Viscoelastic and tensile failure properties of asphalt-mineral filler mastics in brittle-ductile region

The viscoelastic and tensile failure properties of asphalt-mineral filler mastics in the brittle-ductile region were determined. A total of ten mastic systems including five free asphalt volumes and two particle sizes was prepared for testing. The linear viscoelastic behavior of asphalt-mineral filler mastics was demonstrated employing the bending beam rheometer. The Boltzmann superposition principle was verified to be applicable on asphalt-mineral filler mastics.

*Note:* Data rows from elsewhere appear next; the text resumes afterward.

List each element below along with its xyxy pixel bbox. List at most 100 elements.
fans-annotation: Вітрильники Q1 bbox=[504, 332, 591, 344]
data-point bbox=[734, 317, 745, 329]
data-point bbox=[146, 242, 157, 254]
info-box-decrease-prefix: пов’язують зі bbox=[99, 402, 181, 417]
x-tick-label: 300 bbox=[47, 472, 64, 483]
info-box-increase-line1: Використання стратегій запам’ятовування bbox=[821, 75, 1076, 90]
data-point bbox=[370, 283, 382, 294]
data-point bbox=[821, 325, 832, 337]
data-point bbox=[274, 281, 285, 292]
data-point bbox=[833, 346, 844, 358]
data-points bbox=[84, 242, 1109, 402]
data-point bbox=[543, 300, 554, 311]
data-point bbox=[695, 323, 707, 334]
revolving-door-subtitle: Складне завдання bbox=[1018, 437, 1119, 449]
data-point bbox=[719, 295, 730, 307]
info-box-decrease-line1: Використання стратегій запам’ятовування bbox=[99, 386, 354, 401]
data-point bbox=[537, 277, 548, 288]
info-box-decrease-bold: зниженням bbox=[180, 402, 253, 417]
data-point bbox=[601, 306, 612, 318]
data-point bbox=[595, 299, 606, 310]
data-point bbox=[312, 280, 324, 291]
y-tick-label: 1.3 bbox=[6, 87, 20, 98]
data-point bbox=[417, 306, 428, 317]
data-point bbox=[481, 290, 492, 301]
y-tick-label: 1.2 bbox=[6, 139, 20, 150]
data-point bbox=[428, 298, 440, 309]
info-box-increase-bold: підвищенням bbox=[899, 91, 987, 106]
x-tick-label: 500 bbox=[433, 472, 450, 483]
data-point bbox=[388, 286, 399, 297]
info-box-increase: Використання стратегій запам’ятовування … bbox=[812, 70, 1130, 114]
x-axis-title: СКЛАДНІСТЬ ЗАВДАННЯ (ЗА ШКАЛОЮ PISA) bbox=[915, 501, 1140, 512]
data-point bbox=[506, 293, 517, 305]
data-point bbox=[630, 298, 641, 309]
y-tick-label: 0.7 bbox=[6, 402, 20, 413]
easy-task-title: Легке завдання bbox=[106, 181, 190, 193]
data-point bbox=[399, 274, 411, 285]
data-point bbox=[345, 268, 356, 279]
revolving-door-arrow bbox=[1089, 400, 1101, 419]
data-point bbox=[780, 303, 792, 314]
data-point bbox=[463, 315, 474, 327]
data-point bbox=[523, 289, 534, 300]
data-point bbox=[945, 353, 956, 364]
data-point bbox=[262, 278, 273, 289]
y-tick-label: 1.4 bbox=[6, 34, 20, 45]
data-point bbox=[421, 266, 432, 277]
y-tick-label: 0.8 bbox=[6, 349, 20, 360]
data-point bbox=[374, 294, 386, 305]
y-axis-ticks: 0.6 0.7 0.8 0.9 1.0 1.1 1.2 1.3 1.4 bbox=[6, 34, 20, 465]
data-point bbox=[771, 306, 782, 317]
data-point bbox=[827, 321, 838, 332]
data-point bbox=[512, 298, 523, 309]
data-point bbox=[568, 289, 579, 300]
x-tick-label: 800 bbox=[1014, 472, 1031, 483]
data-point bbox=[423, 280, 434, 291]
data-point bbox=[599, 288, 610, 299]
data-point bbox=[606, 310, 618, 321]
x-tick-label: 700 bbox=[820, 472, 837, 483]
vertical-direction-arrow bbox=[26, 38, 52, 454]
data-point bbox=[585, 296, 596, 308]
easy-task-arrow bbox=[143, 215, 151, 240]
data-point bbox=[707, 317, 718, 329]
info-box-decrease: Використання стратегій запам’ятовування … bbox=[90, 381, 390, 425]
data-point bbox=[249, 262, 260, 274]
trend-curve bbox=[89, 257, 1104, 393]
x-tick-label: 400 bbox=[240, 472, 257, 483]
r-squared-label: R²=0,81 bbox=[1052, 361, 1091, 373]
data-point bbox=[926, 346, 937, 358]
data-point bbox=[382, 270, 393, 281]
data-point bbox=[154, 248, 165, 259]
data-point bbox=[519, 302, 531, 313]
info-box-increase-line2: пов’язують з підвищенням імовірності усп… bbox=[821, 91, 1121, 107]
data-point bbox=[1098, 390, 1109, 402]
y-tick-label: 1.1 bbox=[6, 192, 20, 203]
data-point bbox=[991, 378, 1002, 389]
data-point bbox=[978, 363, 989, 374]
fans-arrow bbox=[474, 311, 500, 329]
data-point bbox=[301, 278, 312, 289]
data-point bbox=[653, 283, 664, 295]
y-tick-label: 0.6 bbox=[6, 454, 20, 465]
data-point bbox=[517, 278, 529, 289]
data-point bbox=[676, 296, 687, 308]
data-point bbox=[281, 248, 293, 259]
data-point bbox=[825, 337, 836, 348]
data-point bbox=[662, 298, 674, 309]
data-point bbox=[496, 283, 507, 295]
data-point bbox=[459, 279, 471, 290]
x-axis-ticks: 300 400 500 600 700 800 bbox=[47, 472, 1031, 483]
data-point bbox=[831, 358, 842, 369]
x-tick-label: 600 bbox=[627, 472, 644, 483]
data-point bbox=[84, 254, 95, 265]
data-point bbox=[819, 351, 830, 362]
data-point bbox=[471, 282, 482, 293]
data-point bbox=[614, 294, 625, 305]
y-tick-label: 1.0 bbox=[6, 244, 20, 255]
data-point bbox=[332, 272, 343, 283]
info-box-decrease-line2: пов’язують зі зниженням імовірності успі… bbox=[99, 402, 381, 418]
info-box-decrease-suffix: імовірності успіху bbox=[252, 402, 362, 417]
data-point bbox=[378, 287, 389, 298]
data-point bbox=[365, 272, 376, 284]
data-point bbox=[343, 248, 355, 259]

Asphalt-mineral filler mastics stiffnesses at different stress levels were found to be comparable to each other at the same temperature and loading time. It was concluded from the applicability of Boltzmann superposition and stress-independence that the asphalt-mineral filler mastics are linear viscoelastic materials.;The rheological properties of asphalt-mineral filler mastics were characterized by employing a nonlinear regression model. It was shown that this model could be also used to describe the linear viscoelastic behavior of asphalt-mineral filler mastics in the brittle-ductile region. Adding mineral fillers into asphalt cements would move the rheological response to longer loading time, thus, stiffening the asphalt binder.;The tensile failure properties including tensile failure strain, tensile failure strength and tensile failure energy were enhanced by adding mineral fillers. The tensile failure strength could be adequately predicted using the model developed by Leidner and Woodhams (1974). With increasing tensile strength, it implied that there was a good adhesion between mineral fillers and asphalt binders.;The testing procedures of the bending beam rheometer and the direct tension device have been demonstrated to be applicable to determine the rheological and tensile failure properties of asphalt-mineral filler mastics. Hopkins and Hamming's procedure (1957, 1958), and Smith's theory (1976) were successfully used to calculate the relaxation modulus for the responses from BBR and DT respectively. The comparison with the relaxation modulus from both tests showed that the relaxation moduli computed from the data of the direct tension tests were comparable with these calculated from the creep response under the bending beam tests at small strain levels. It implied that asphalt-mineral filler mastics exhibited a linear viscoelastic behavior up to failure points at small strain levels.